In a paper published in the Journal of Strategic Studies, researchers from the Swedish Institute of International Affairs said a “wide array of active measures” originating in Russia had been intended to influence public opinion and policymaking in Sweden.

The disinformation and fake news, the paper said, was “hampering [the Swedish government’s] ability to generate public support in pursuing its policies”.

Martin Kragh and Sebastian Åsberg, the Russia experts who wrote the paper, identified several methods by which Moscow achieved its disinformation objectives: public relations firms, think tanks, lobbyists, social media activities, and the network of state-run Sputnik websites that deliver “news” in several languages.

A Sputnik site in Swedish was launched in April 2015.

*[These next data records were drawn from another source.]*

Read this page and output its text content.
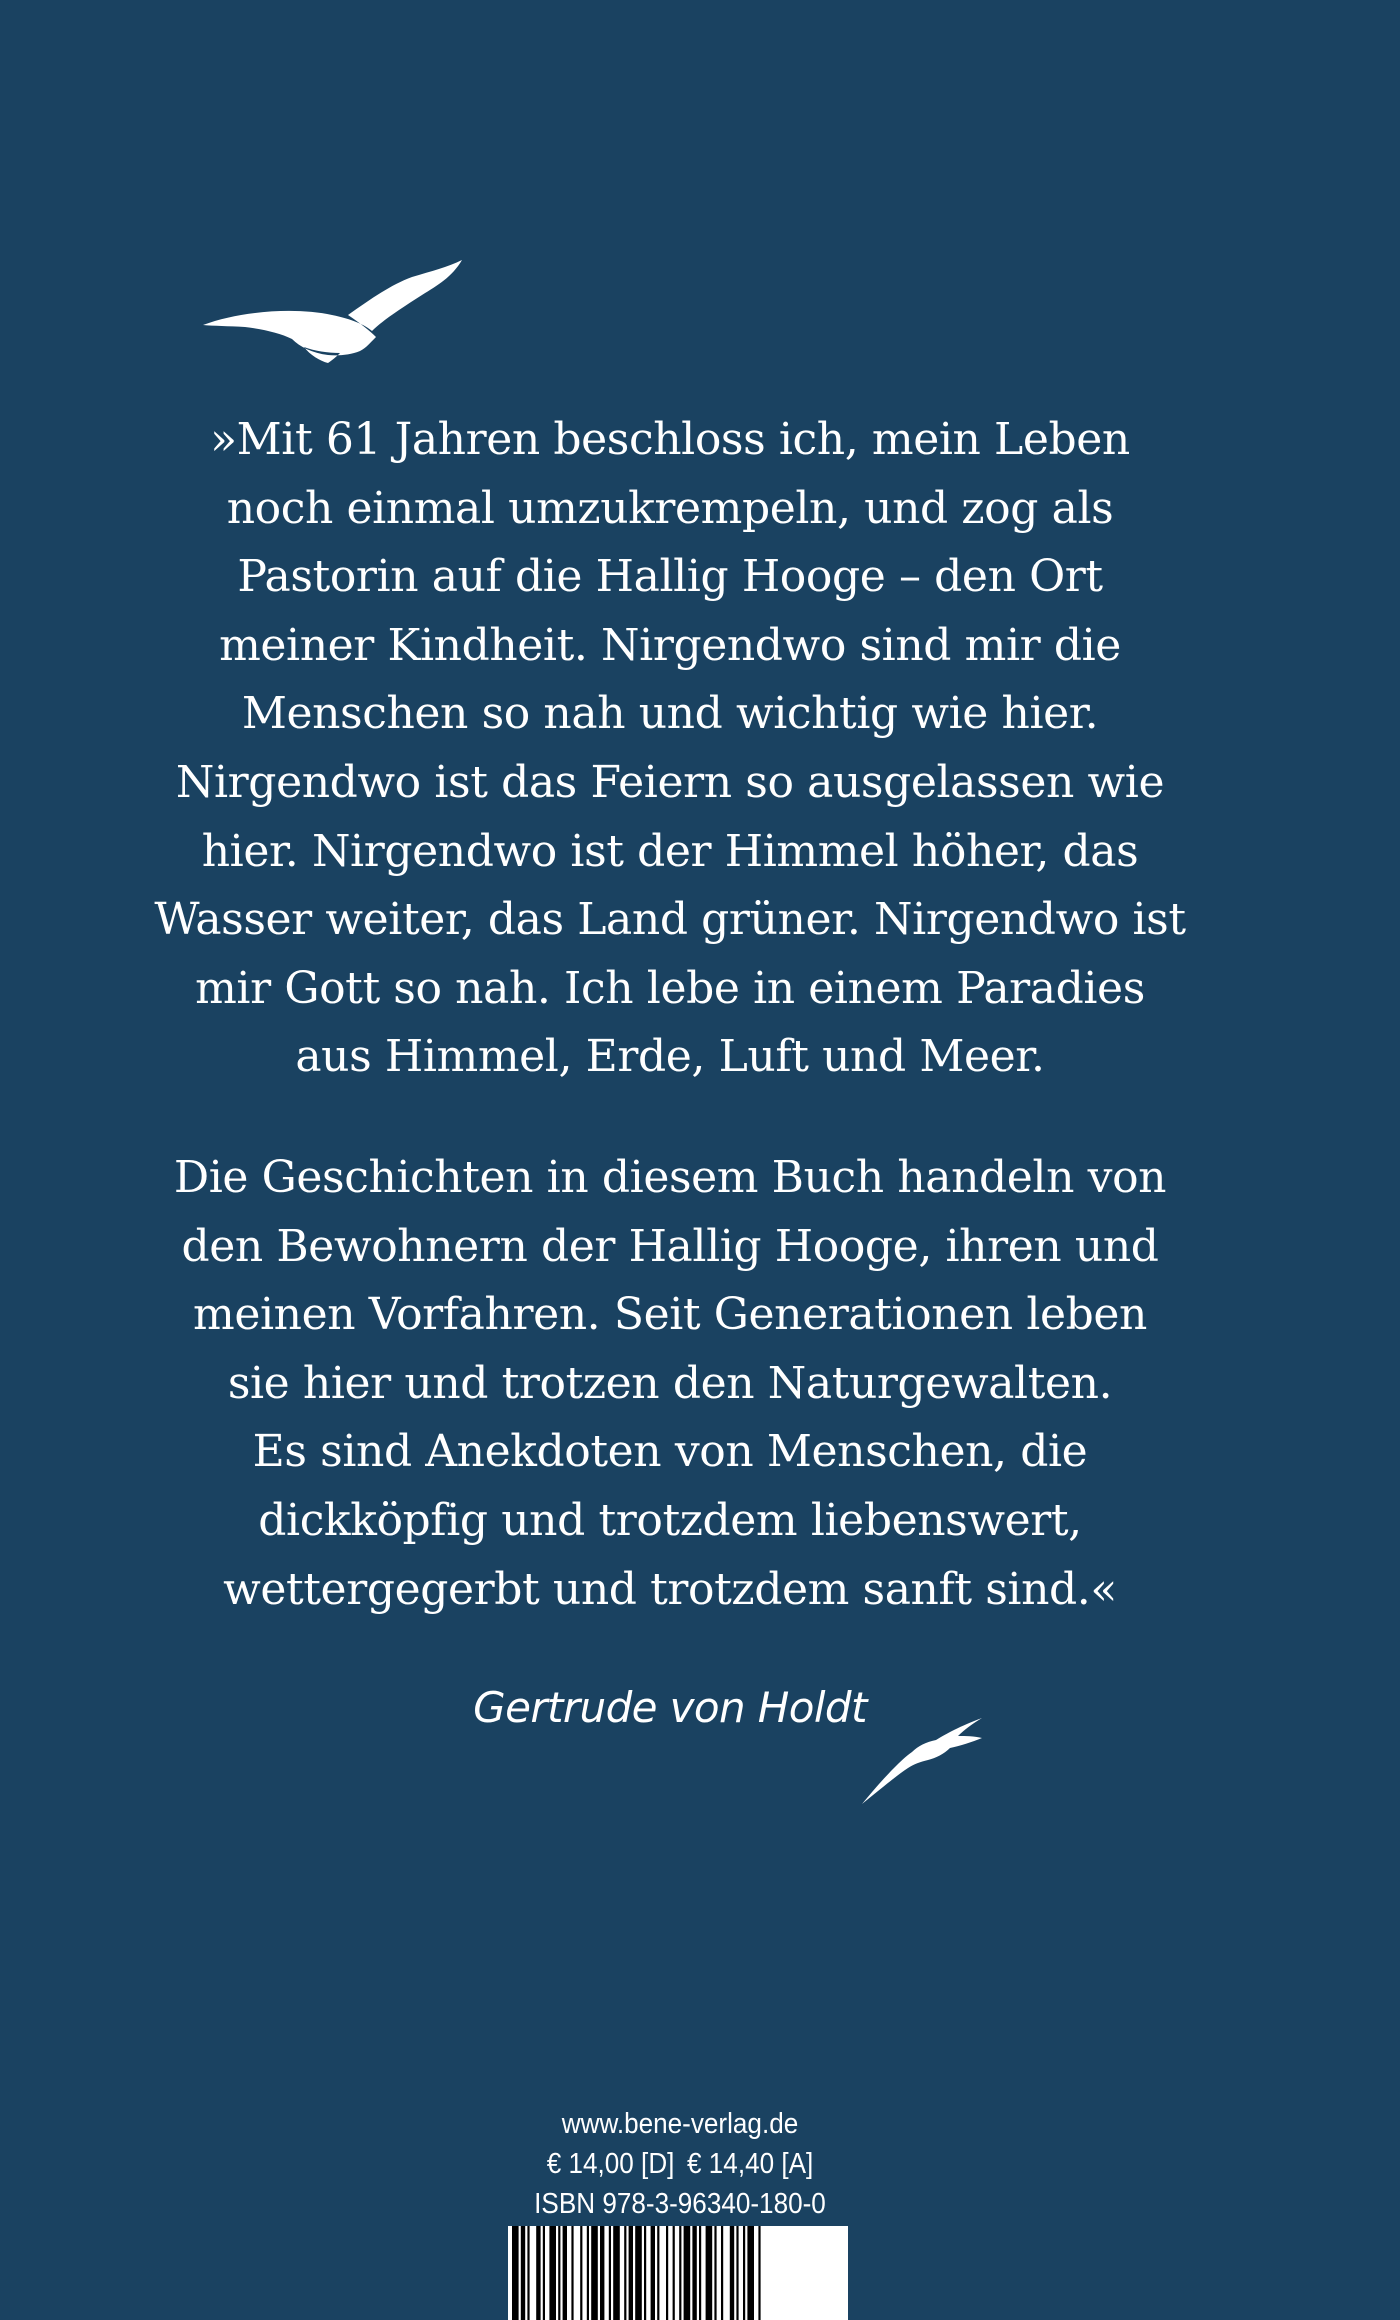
»Mit 61 Jahren beschloss ich, mein Leben
noch einmal umzukrempeln, und zog als
Pastorin auf die Hallig Hooge – den Ort
meiner Kindheit. Nirgendwo sind mir die
Menschen so nah und wichtig wie hier.
Nirgendwo ist das Feiern so ausgelassen wie
hier. Nirgendwo ist der Himmel höher, das
Wasser weiter, das Land grüner. Nirgendwo ist
mir Gott so nah. Ich lebe in einem Paradies
aus Himmel, Erde, Luft und Meer.
Die Geschichten in diesem Buch handeln von
den Bewohnern der Hallig Hooge, ihren und
meinen Vorfahren. Seit Generationen leben
sie hier und trotzen den Naturgewalten.
Es sind Anekdoten von Menschen, die
dickköpfig und trotzdem liebenswert,
wettergegerbt und trotzdem sanft sind.«
Gertrude von Holdt
www.bene-verlag.de
€ 14,00 [D] € 14,40 [A]
ISBN 978-3-96340-180-0
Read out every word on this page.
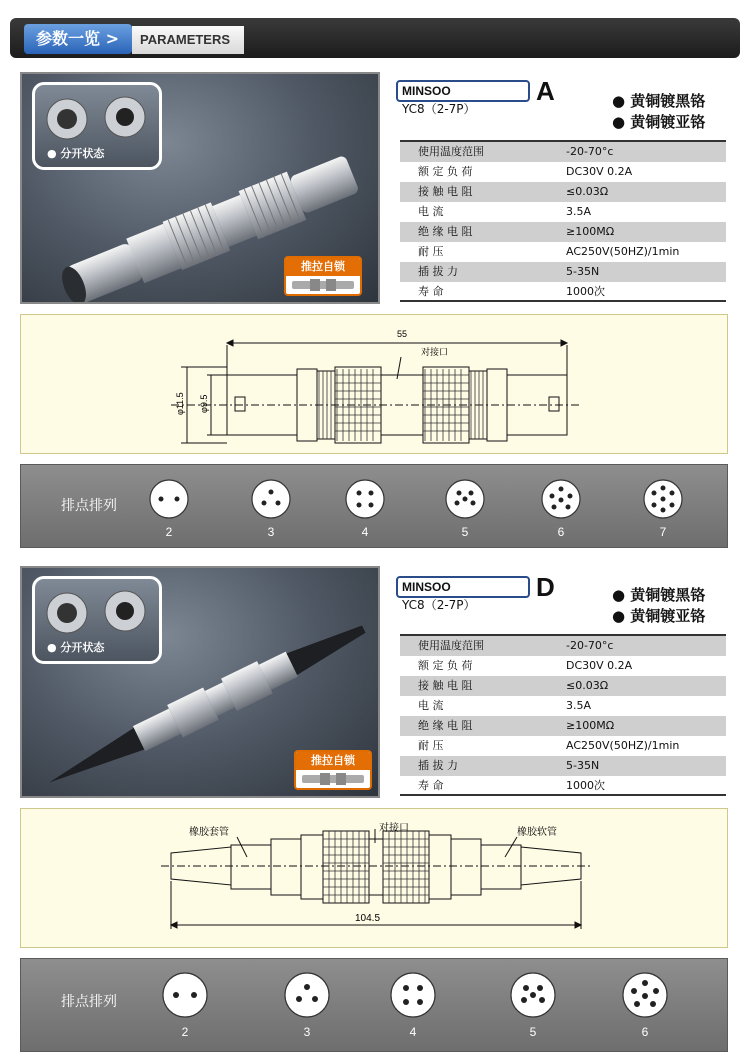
参数一览 >	PARAMETERS
● 分开状态
推拉自锁
MINSOO YC8（2-7P）
A	● 黄铜镀黑铬
● 黄铜镀亚铬
使用温度范围	-20-70°c
额 定 负 荷	DC30V 0.2A
接 触 电 阻	≤0.03Ω
电 流	3.5A
绝 缘 电 阻	≥100MΩ
耐 压	AC250V(50HZ)/1min
插 拔 力	5-35N
寿 命	1000次
55
对接口
φ11.5 φ9.5
排点排列
2	3	4	5	6	7
● 分开状态
推拉自锁
MINSOO YC8（2-7P）
D	● 黄铜镀黑铬
● 黄铜镀亚铬
使用温度范围	-20-70°c
额 定 负 荷	DC30V 0.2A
接 触 电 阻	≤0.03Ω
电 流	3.5A
绝 缘 电 阻	≥100MΩ
耐 压	AC250V(50HZ)/1min
插 拔 力	5-35N
寿 命	1000次
橡胶套管	对接口	橡胶软管
104.5
排点排列
2	3	4	5	6
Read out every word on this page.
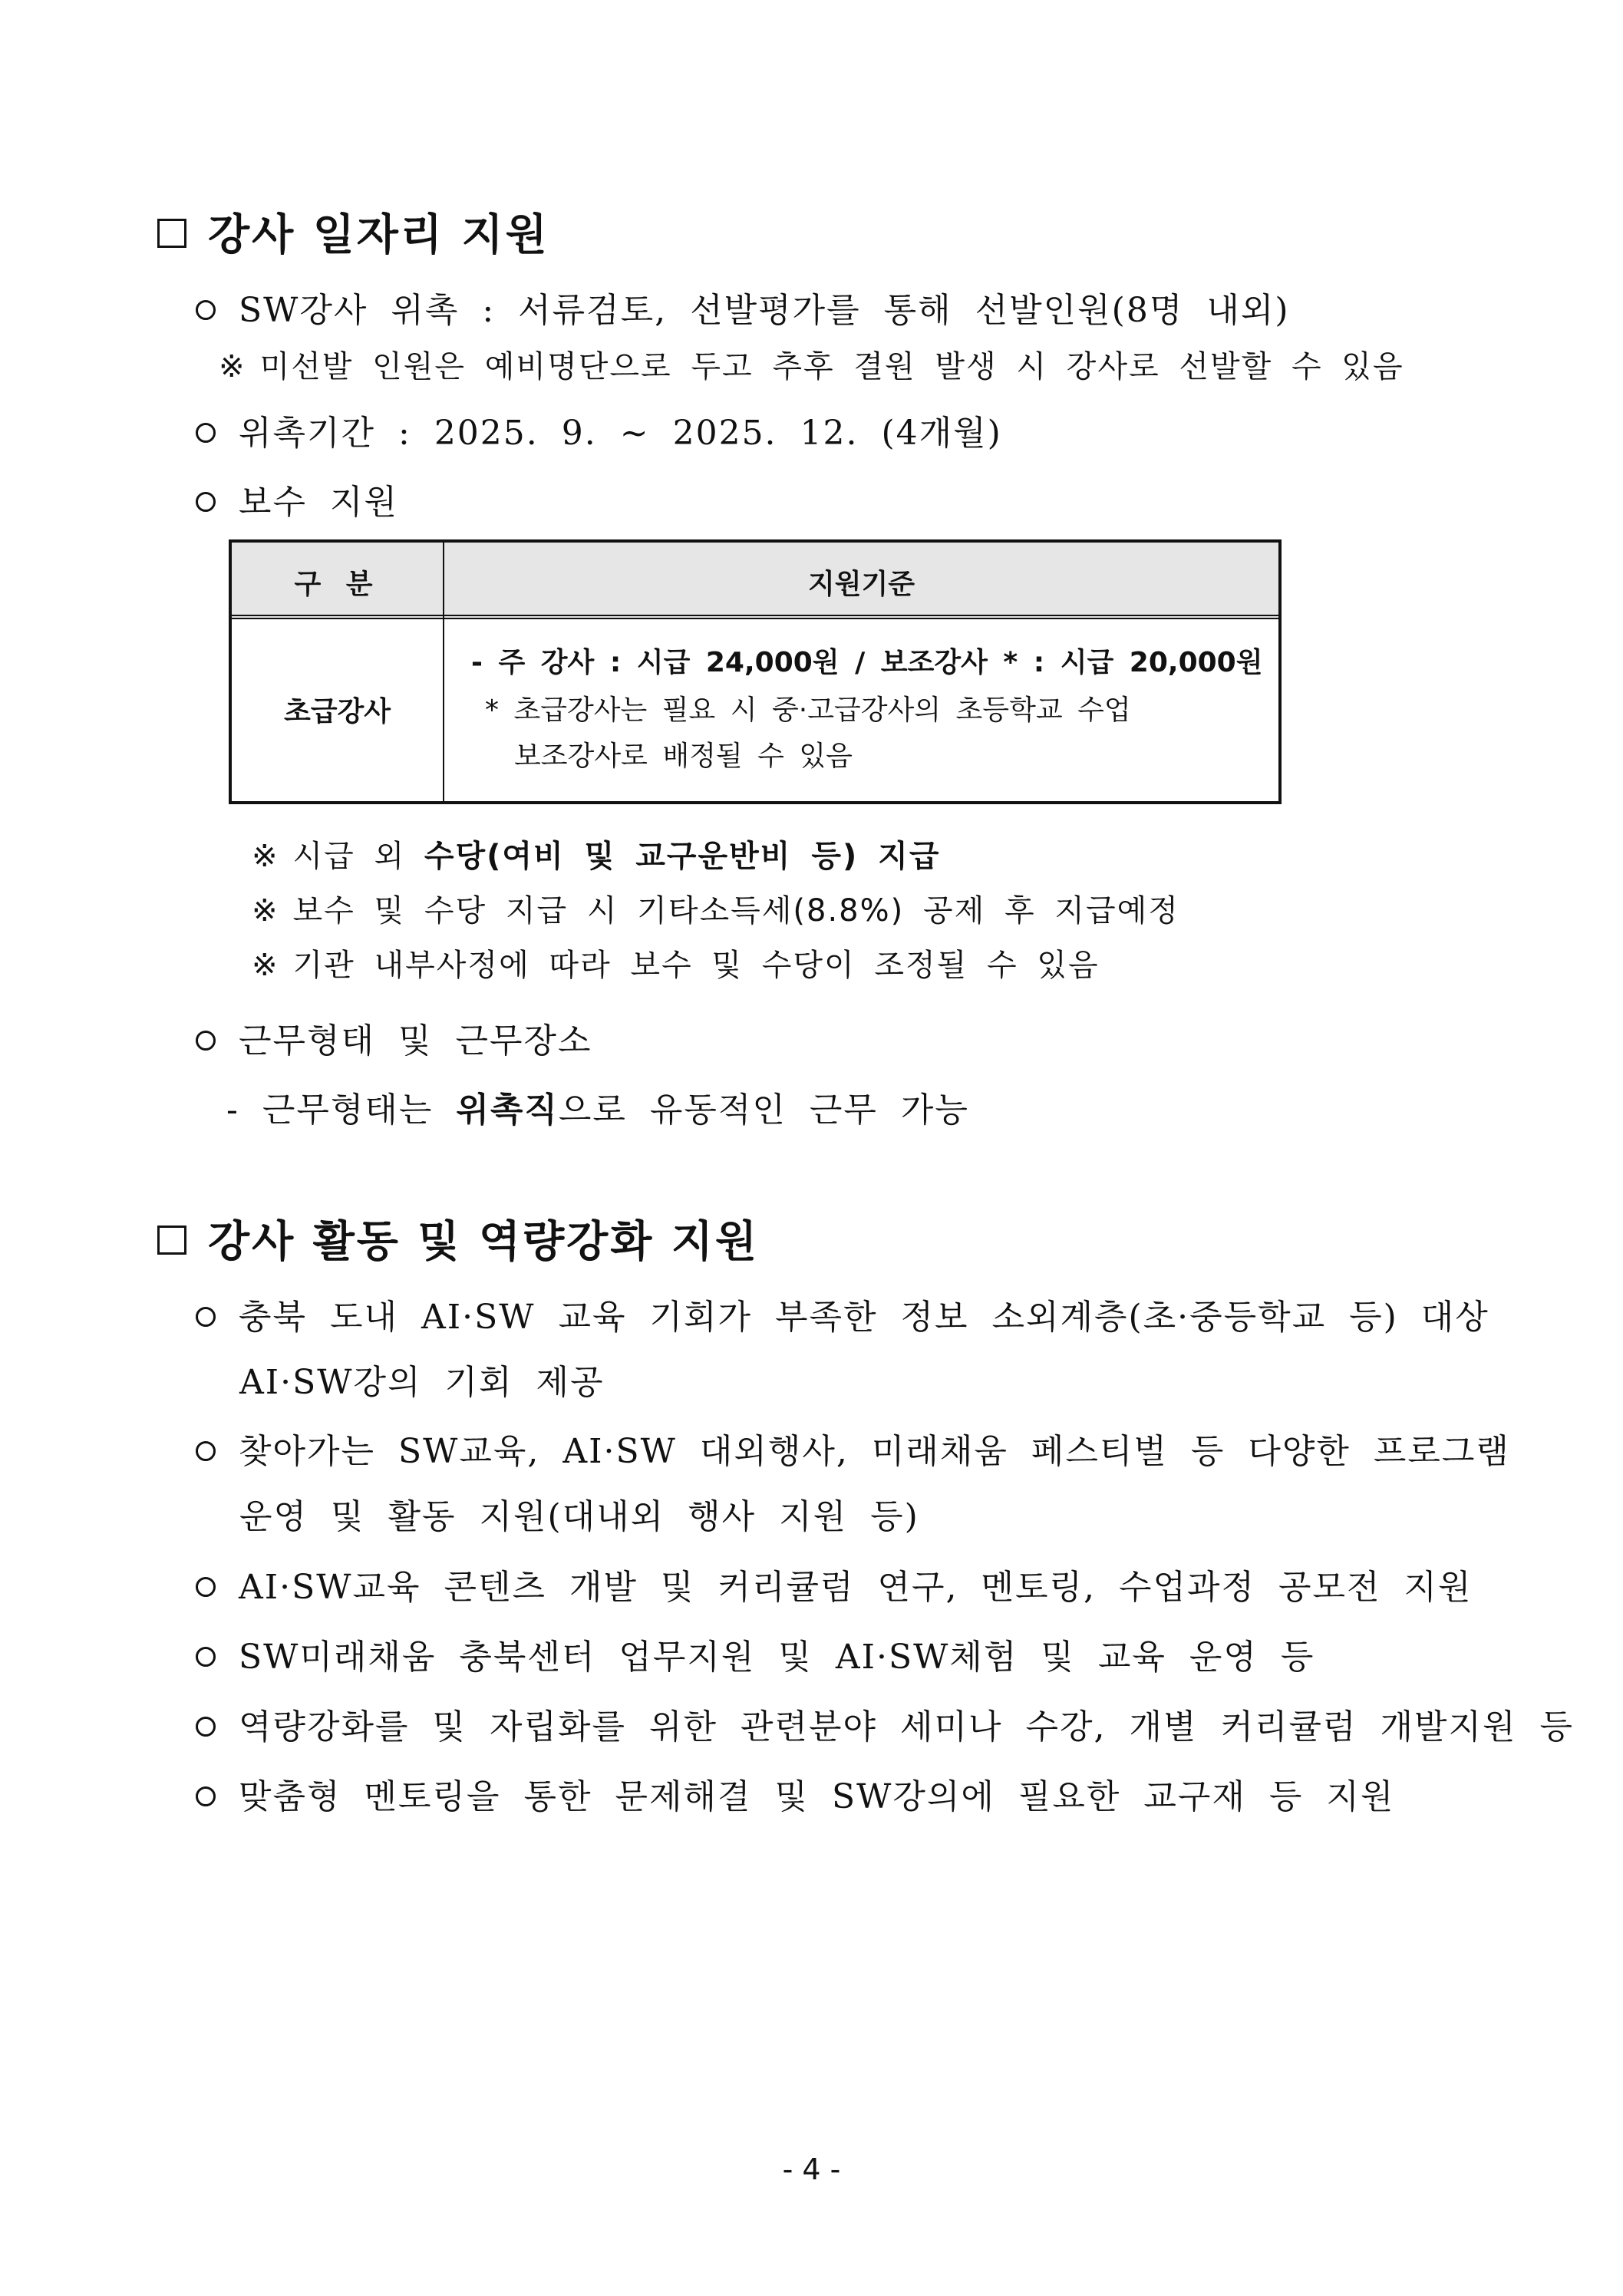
강사 일자리 지원
SW강사 위촉 : 서류검토, 선발평가를 통해 선발인원(8명 내외)
※ 미선발 인원은 예비명단으로 두고 추후 결원 발생 시 강사로 선발할 수 있음
위촉기간 : 2025. 9. ~ 2025. 12. (4개월)
보수 지원
구 분	지원기준
초급강사
- 주 강사 : 시급 24,000원 / 보조강사 * : 시급 20,000원
* 초급강사는 필요 시 중·고급강사의 초등학교 수업
보조강사로 배정될 수 있음
※ 시급 외 수당(여비 및 교구운반비 등) 지급
※ 보수 및 수당 지급 시 기타소득세(8.8%) 공제 후 지급예정
※ 기관 내부사정에 따라 보수 및 수당이 조정될 수 있음
근무형태 및 근무장소
- 근무형태는 위촉직으로 유동적인 근무 가능
강사 활동 및 역량강화 지원
충북 도내 AI·SW 교육 기회가 부족한 정보 소외계층(초·중등학교 등) 대상
AI·SW강의 기회 제공
찾아가는 SW교육, AI·SW 대외행사, 미래채움 페스티벌 등 다양한 프로그램
운영 및 활동 지원(대내외 행사 지원 등)
AI·SW교육 콘텐츠 개발 및 커리큘럼 연구, 멘토링, 수업과정 공모전 지원
SW미래채움 충북센터 업무지원 및 AI·SW체험 및 교육 운영 등
역량강화를 및 자립화를 위한 관련분야 세미나 수강, 개별 커리큘럼 개발지원 등
맞춤형 멘토링을 통한 문제해결 및 SW강의에 필요한 교구재 등 지원
- 4 -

The paper published on Thursday last week comes as concerns are growing across the United States and Europe over Russia’s increasing interference in political affairs – a trend best exemplified by the claims that Russian hackers actively aided Donald Trump in winning the US presidency last November.

Stories published by Sputnik’s Swedish site and other Russian-run Swedish-language outlets have “framed Nato as an aggressor and military threat, the [European Union] as in terminal decline, and Russia as under siege from hostile Western governments”, Mr Kragh and Mr Åsberg wrote.

“The timing, narratives and intensity of the campaigns suggest to us that a key goal of these campaigns was to influence Swedish decision makers and public opinion, in order to hinder the implementation of a Nato host agreement in May 2016 and Swedish Nato integration overall.”

The paper also noted that these propaganda outlets pushed Russia’s perspective about its actions in the Crimea and in Ukraine.

Crucially, the study also pinpointed 26 “forgeries” – documents circulated online, bearing fake letterheads and purportedly written by Swedish policymakers. These documents have found their way into mainstream Swedish media, corrupting coverage of policy issues.

“In contrast to the Cold War, when planting of forgeries was laboriously time consuming, use of internet resources reduces the cost of disseminating information,” the paper said. “Once inserted into different digital media outlets, forgeries and disinformation exist in a target environment over very long time periods, and their origins are easily concealed. “

These operations represent a sea change from the sort of espionage that became commonplace in the 20th century, Alan Woodward, a cybersecurity expert at the University of Surrey, told The National.

“Stealing information is something that intelligence agencies have done for centuries,” Mr Woodward said. But influencing a country’s domestic affairs “in a way that is so public is something that the western governments clearly believe they cannot stand by and let happen unchallenged”.